Per tutta una giornata, nelle montagne turche, credevamo di avere le cose sotto controllo.  Almeno 4 persone ci avevano confermato che il cartello pubblicitario era corretto e che l’albergo, distante 31 km, era aperto. Ci capita ancora di credere a dei fatti solo perché sono stati messi per iscritto. E questo nonostante in Grecia avessimo sentito spesso la frase: “Non credete a tutto quello che c’è scritto su internet”.  Una volta arrivati a destinazione ci aspettava davvero un albergo, ma uno che cadeva quasi a pezzi. Così abbiamo deciso di chiedere per uno spazio riparato per la nostra tenda. Abbiamo cominciato a discutere ma ogni nostra proposta creativa veniva respinta. Alla fine ci avevano permesso di dormire nel giardino, sotto il portico del bar. Un albero, che era situato proprio in mezzo, non ci permetteva di piantare la tenda ma, nei nostri caldi sacchi a pelo, speravamo di superare bene la notte fredda e piovosa.  Ci era sembrata la soluzione migliore. Dato che volevamo partire presto il giorno seguente e siccome il cibo che ci eravamo portati dietro per la tappa sulle montagne avrebbe potuto essere insufficiente,  decidemmo di mangiare ancora qualcosa in un ristorante che era ancora aperto.  Visto che eravamo gli unici clienti, stavamo sotto la continua osservazione di tutto il personale, che discuteva insieme tutto il tempo, proprio come stavamo facendo noi.

Anche durante le nostre camminate discutiamo molto, al momento sulla vita di Paolo. Di come all’inizio fosse un accanito perseguitatore di cristiani. Poi, a Damasco, attraverso l’incontro con Gesù, la sua vita cambiò completamente (Atti degli apostoli 9) e cominciò a raccontare in ogni luogo che Gesù era il Messia atteso dai Giudei. Ad Antalya abbiamo noleggiato una macchina e così seguito le orme dei primi viaggi di Paolo. Proprio a Perge (vedi Video) dovette superare una delusione, visto che Giovanni Marco non voleva più viaggiare con lui ma tornare a Gerusalemme. Ad Antiochia (vedi Video) ci siamo resi conto che Paolo e Barnaba erano stati esortati a parlare ma poi vennero perseguitati e scacciati, non per motivi teologici ma per pura invidia. Dovettero fuggire anche da Iconio (vedi Video). Lì la gente voleva lapidarli. E a Lystra (vedi Video) accadde un fatto che ha dell’incredibile: gli invidiosi delle città di Antiochia e Iconio li seguirono fino a Lystra, sollevarono il popolo contro Paolo e lo lapidarono.
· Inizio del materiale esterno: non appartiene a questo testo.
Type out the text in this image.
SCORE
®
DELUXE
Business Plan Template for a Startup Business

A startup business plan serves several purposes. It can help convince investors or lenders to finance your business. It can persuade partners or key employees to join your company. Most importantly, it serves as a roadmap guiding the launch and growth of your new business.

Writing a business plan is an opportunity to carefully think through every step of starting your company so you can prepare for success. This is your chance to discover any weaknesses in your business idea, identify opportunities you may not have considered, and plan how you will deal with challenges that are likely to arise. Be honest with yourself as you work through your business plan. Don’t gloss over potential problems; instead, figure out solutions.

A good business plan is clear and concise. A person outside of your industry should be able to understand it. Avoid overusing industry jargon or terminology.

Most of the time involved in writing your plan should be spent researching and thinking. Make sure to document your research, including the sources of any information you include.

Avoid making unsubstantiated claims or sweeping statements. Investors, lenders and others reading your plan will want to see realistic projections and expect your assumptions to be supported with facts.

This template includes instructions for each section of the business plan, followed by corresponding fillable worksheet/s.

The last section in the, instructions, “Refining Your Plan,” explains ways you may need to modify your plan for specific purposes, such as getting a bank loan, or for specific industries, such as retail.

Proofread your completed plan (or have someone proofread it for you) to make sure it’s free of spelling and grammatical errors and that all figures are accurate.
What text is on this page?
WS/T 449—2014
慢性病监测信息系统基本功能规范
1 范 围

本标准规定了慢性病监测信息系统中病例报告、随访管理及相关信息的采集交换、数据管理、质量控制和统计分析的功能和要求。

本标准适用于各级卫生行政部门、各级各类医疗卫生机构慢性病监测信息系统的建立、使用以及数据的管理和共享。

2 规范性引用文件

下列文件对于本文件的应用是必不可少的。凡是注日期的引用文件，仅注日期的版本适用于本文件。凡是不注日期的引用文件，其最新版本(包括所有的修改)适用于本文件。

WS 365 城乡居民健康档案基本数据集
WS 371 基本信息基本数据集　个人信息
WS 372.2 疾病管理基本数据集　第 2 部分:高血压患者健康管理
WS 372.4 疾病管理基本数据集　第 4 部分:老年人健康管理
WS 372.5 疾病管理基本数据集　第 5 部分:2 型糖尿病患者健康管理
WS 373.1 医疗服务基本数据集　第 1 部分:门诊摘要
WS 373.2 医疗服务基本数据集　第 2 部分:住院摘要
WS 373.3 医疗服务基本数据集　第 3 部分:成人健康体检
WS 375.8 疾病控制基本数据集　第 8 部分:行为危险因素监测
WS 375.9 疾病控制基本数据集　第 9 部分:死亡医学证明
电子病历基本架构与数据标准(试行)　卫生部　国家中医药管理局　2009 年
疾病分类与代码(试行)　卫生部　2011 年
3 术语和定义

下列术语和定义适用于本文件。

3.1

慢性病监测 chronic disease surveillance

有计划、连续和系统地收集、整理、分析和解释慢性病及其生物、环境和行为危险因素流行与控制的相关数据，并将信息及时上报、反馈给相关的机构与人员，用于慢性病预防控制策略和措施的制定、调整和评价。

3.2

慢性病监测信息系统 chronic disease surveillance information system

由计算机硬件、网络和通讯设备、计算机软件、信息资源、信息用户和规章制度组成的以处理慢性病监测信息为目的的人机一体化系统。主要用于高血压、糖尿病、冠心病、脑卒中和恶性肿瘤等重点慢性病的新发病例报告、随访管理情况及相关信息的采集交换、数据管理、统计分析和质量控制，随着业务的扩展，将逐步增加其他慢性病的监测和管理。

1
Solo poco tempo prima Paolo aveva guarito uno zoppo, e lui e Barnaba dovevano battersi per non venir adorati come divinità. Così velocemente una situazione si può ribaltare. I sassi erano ormai stati lanciati e tutti credevano che Paolo fosse morto. Ma si rialzò e, il giorno seguente andò con Barnaba a Derbe (vedi Video). Anche se si è in forma, camminare sulle montagne turche costa un sacco di energia ed è quindi un grande miracolo che Paolo sia riuscito a fare un percorso del genere dopo una lapidazione. A Derbe non ci avevano colpito la verde collina senza scavi archeologici o le basse temperature, che stavano attorno ai  2 gradi ma la decisione di Paolo.  Come sarebbe stato facile per lui andare direttamente a Tarso, dopo tutte le persecuzioni e i dolori passati. Abbiamo chiamato “Punto di svolta di Derbe” la sua decisione: dare la precedenza alla fortificazione degli altri credenti, tanto che prese su di sé la possibilità di nuove persecuzioni e tornò indietro.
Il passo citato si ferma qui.